Skihist Park: This park, located approximately eight kilometres east of Lytton on Highway 1, is being expanded by 353 hectares as a result of the Lillooet Land and Resource Management Plan. The addition significantly enhances the natural values of the park, adding representative examples of the dry forest types typical of the north facing slopes of the Thompson River valley, and includes elk and deer winter range, old growth forest, a regenerating burn, cliffs, talus slopes and deep draws. The area also includes a portion of the historic Cariboo Wagon Road and offers new opportunities for natural and cultural history interpretation, complementing the existing day- use and camping opportunities of the park. The park is in the traditional territory of the N'laka'pamux First Nation. The total area of the park will be 386 hectares.

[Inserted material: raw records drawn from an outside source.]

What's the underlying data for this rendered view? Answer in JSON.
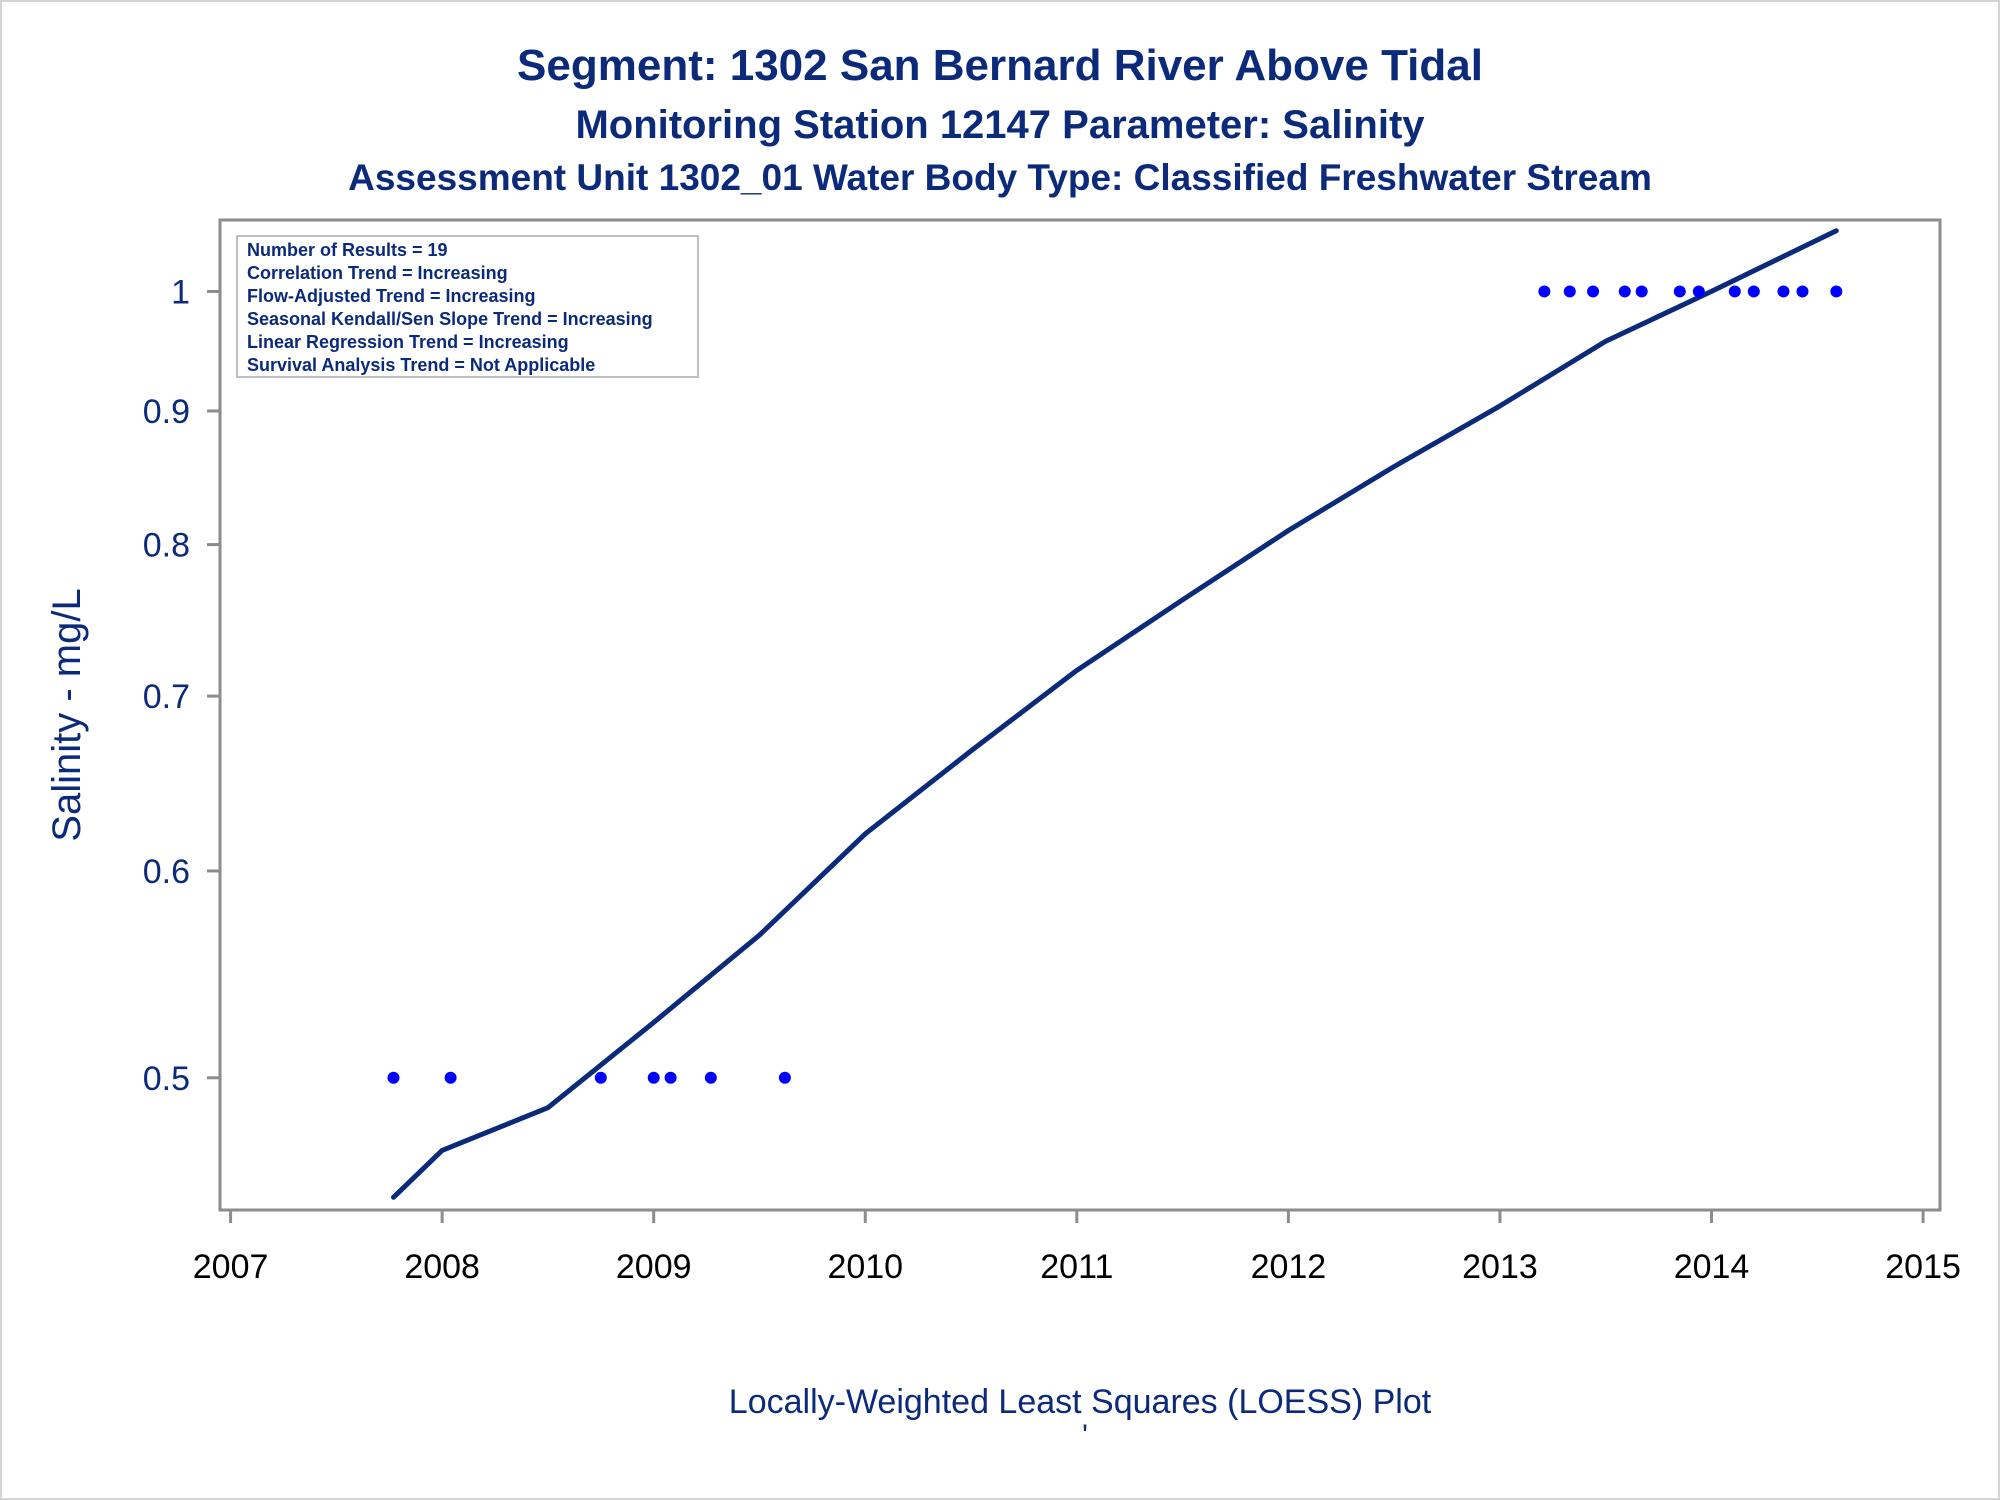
{
  "chart_data": {
    "type": "scatter",
    "titles": [
      "Segment: 1302  San Bernard River Above Tidal",
      "Monitoring Station 12147 Parameter: Salinity",
      "Assessment Unit 1302_01   Water Body Type: Classified Freshwater Stream"
    ],
    "ylabel": "Salinity - mg/L",
    "xlabel": "Locally-Weighted Least Squares (LOESS) Plot",
    "footnote": "'",
    "x_ticks": [
      "2007",
      "2008",
      "2009",
      "2010",
      "2011",
      "2012",
      "2013",
      "2014",
      "2015"
    ],
    "y_ticks": [
      "0.5",
      "0.6",
      "0.7",
      "0.8",
      "0.9",
      "1"
    ],
    "y_scale": "log",
    "xlim": [
      2006.95,
      2015.08
    ],
    "ylim": [
      0.445,
      1.065
    ],
    "stats_box": [
      "Number of Results = 19",
      "Correlation Trend = Increasing",
      "Flow-Adjusted Trend = Increasing",
      "Seasonal Kendall/Sen Slope Trend = Increasing",
      "Linear Regression Trend = Increasing",
      "Survival Analysis Trend = Not Applicable"
    ],
    "legend_placement": "top-left",
    "grid": false,
    "series": [
      {
        "kind": "points",
        "color": "#0000ff",
        "x": [
          2007.77,
          2008.04,
          2008.75,
          2009.0,
          2009.08,
          2009.27,
          2009.62,
          2013.21,
          2013.33,
          2013.44,
          2013.59,
          2013.67,
          2013.85,
          2013.94,
          2014.11,
          2014.2,
          2014.34,
          2014.43,
          2014.59
        ],
        "y": [
          0.5,
          0.5,
          0.5,
          0.5,
          0.5,
          0.5,
          0.5,
          1,
          1,
          1,
          1,
          1,
          1,
          1,
          1,
          1,
          1,
          1,
          1
        ]
      },
      {
        "kind": "loess",
        "color": "#0b2a7a",
        "x": [
          2007.77,
          2008.0,
          2008.5,
          2009.0,
          2009.5,
          2010.0,
          2010.5,
          2011.0,
          2011.5,
          2012.0,
          2012.5,
          2013.0,
          2013.5,
          2014.0,
          2014.59
        ],
        "y": [
          0.45,
          0.469,
          0.487,
          0.525,
          0.567,
          0.62,
          0.667,
          0.716,
          0.762,
          0.81,
          0.857,
          0.904,
          0.957,
          1.0,
          1.055
        ]
      }
    ]
  }
}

South Chilcotin Mountains Park (56,796 hectares): This new "Class A" park is being established as a result of the Lillooet Land and Resource Management Plan. The area is presently within the existing Spruce Lake Protected Area established under the Environment and Land Use Act. The area has long been recognized as having outstanding conservation and wilderness recreation resources focused on the alpine and sub-alpine grasslands, forest ecosystems and the small alpine lake systems of the Central and Southern Chilcotin Ranges. The park protects high- value habitats for grizzly bear, bighorn sheep, mountain goats, deer and wolverine. It offers a wide range of wilderness recreation opportunities including hiking, mountain-biking and horse riding on an extensive network of interconnected trails, ski touring, snowmobiling and heli- skiing. The park is located in the Gold Bridge/Bralorne area, approximately 75 kilometres west of Lillooet and 70 kilometres north of Pemberton.

Tyhee Lake Park: This park, located approximately two kilometres northwest of Telkwa and 12 kilometres south east of Smithers, is being expanded by 5.6 hectares as a result of a private land acquisition. The addition is located on Tyhee Lake and protects a large cattail and reed complex that hosts a high concentration of breeding loon pairs, grebes, other waterfowl and songbirds. It contributes to maintaining the lake's water quality and an ecologically functional shoreline. This area provides excellent canoeing and bird watching opportunities. The total area of the park will be 39 hectares.

Valhalla Provincial Park: This park, situated on the west shore of Slocan Lake approximately 16 kilometres south of New Denver, is being expanded by 62.7 hectares purchased through a collaborative effort between the B.C. government, The Land Conservancy of BC, Valhalla Foundation for Social Justice, Columbia Basin Trust, BC Hydro Fish and Wildlife Compensation Fund, BC Trust for Public Lands, the Regional District of Central Kootenay, Toronto Dominion Friends of the Environment Foundation and donations from members of the public. This property is surrounded on three sides by Valhalla Provincial Park and fills an important gap in the park boundary. It consists of a low elevation old-growth cedar and hemlock rainforest and a 1.7 km lakefront shoreline with sandy and pebble beaches and a small cove. The upland protects the habitat for a variety of species including grizzly and black bears, cougars, wolverines, mule deer and great blue herons. A total of 18.3 hectares of foreshore are also being added to the park. The total area of the park will be 50,060 hectares.

Yalakom Park (8,941 hectares): This new "Class A" park is being established as a result of the Lillooet Land and Resource Management Plan. It protects the whole of the basin of Yalakom Creek and much of Nine Mile Ridge, providing extensive representation of the Camelsfoot Range including old growth forests, a mosaic of dry and streamside forests and wetlands, high elevation aspen and krumholz forests and alpine grasslands. It also protects bighorn sheep, mountain goat and deer migration corridors. There are many trails throughout the area offering backcountry recreation opportunities. Yalakom Park is located approximately 60 kilometres northwest of Lillooet.

*The Lillooet Land and Resource Management Plan covers an area that includes traditional territories of the St'at'mic, Secwepemc, Nlaka'pamux and Tsilhqot'in First Nations.